According to the University of  Michigan’s Health Library,  deep breathing is a great way to lower stress in the body because it sends a message to your brain to calm down and relax. Stress increases heart rate, breathing and blood pressure. Their recommended technique suggests you put one hand firmly on your belly, just below the ribs and the other on your chest. Take a deep breath through your nose and let your belly push your hand out. The chest shouldn’t move. Breathe out slowly. Feel the hand on your belly go in, and use it to push all the air out. Do these 3 to 10 times. How do you feel? I’ve never been a fan of anything that makes my belly expand, but the exercise is strangely relaxing.

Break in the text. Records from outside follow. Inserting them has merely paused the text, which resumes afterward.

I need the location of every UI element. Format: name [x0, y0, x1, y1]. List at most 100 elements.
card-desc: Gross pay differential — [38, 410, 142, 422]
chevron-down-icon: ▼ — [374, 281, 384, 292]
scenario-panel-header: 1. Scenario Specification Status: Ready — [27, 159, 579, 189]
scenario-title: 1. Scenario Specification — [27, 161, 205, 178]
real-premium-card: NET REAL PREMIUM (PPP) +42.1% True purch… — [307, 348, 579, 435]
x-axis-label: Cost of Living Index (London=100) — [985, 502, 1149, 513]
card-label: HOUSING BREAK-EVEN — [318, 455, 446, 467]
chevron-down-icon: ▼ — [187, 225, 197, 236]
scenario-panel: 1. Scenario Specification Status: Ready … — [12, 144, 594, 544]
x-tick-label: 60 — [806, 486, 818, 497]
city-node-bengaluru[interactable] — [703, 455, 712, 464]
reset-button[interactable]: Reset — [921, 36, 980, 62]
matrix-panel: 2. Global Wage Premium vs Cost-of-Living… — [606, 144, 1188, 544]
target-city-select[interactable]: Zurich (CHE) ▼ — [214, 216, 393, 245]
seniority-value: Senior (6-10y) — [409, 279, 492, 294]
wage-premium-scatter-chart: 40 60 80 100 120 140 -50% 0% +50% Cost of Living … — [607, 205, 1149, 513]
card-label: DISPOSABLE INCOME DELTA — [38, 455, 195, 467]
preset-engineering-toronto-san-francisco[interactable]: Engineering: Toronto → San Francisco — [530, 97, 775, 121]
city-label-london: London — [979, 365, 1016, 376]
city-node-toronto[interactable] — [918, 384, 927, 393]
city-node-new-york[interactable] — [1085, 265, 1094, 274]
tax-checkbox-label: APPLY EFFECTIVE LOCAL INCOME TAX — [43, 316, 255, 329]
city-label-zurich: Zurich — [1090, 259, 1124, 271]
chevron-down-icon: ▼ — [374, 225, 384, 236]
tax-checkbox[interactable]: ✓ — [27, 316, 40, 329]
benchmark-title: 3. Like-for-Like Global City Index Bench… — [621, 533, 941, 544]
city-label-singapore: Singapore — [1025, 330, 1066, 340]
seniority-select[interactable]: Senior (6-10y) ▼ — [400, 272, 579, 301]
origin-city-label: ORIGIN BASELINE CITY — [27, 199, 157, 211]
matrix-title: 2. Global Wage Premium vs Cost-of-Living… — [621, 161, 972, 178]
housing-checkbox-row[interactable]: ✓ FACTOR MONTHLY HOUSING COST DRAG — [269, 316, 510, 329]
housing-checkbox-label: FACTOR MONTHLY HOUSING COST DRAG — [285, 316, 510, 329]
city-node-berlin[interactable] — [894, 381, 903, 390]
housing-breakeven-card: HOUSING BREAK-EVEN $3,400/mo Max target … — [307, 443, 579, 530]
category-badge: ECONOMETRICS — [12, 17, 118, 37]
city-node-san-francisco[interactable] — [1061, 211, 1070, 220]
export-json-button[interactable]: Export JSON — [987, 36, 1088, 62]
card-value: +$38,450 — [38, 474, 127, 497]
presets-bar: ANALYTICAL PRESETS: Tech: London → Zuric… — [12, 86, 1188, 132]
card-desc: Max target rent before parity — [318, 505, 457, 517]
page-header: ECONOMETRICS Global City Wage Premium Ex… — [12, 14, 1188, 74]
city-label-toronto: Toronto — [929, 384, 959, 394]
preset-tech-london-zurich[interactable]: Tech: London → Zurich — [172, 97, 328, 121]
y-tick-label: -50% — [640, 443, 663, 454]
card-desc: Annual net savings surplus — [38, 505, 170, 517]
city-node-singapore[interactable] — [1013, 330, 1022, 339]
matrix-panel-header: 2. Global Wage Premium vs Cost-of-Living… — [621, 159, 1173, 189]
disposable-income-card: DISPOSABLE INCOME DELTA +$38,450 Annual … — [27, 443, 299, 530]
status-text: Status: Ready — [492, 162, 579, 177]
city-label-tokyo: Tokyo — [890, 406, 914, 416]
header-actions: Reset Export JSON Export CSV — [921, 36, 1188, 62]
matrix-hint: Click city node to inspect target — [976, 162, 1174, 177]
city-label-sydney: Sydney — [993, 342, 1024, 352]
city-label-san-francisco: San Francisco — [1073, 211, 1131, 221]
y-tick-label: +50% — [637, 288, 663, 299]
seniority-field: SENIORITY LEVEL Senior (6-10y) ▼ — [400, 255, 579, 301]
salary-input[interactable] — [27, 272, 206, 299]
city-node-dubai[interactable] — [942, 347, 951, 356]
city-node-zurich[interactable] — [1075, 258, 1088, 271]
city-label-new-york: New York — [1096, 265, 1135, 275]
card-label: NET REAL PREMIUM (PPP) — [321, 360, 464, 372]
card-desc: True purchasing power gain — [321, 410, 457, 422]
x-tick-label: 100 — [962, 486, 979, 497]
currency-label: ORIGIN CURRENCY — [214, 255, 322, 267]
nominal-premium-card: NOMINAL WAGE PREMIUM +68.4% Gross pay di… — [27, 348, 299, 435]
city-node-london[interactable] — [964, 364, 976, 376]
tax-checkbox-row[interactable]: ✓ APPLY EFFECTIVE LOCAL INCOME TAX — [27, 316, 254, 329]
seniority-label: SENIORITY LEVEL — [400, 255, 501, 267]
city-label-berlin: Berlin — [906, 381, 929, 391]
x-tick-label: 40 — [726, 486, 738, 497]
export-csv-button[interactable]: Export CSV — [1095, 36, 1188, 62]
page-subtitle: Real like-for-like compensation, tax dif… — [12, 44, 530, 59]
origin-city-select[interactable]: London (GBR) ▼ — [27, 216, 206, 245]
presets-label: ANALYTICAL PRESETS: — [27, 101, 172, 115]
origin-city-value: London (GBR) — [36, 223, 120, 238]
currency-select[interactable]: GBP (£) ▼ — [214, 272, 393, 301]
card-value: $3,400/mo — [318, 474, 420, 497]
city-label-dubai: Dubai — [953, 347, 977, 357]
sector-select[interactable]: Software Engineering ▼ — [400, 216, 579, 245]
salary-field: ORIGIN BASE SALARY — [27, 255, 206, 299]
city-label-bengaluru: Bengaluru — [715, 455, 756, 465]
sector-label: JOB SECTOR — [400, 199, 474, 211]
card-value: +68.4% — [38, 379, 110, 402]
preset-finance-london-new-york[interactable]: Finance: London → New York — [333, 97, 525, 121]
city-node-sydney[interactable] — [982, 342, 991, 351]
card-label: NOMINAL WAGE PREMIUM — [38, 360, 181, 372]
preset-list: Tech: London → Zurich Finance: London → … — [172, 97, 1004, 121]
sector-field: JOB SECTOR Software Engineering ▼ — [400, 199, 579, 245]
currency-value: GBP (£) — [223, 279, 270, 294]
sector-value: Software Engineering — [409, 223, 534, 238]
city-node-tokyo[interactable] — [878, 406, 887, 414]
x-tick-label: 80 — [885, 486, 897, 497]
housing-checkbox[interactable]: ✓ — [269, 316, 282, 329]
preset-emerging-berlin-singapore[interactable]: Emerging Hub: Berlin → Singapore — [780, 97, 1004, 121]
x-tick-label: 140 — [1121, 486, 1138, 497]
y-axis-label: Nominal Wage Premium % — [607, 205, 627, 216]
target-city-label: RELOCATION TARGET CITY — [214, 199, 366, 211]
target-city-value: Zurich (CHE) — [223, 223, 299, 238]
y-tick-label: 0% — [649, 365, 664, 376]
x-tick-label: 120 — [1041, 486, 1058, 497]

An old technique for renewal of body and mind has picked up traction this year. A few miles north of Elkin, N. C, Forest Bathing was introduced. The Klondike Lake Trail is a one-mile out and back trail, the first designated forest bathing trail in the United States. It was built in early 2020 by an all-volunteer non-profit organization that has built several more trails in the area to enhance partakers’ quality of life.

Forest Bathing is nothing new. It originated in Japan as a type of nature therapy known as Shinin-Yoku—immersion—and is purported to improve mental, physical and emotional well-being and reduce anxiety. It better opens the senses and helps one to experience calm. Guess that means leaving the puppy home and the iPod in the car.

If you, like me, have trouble concentrating, and staying in focus, don’t feel you have to go anywhere special, say a forest. The forest has its own sights and aromas. But the incense of a sanctuary can be anything from perfumes and spices to foods to newly mown grass, depending on how determined we are to be in the moment and experience the world we’re in right here, right now.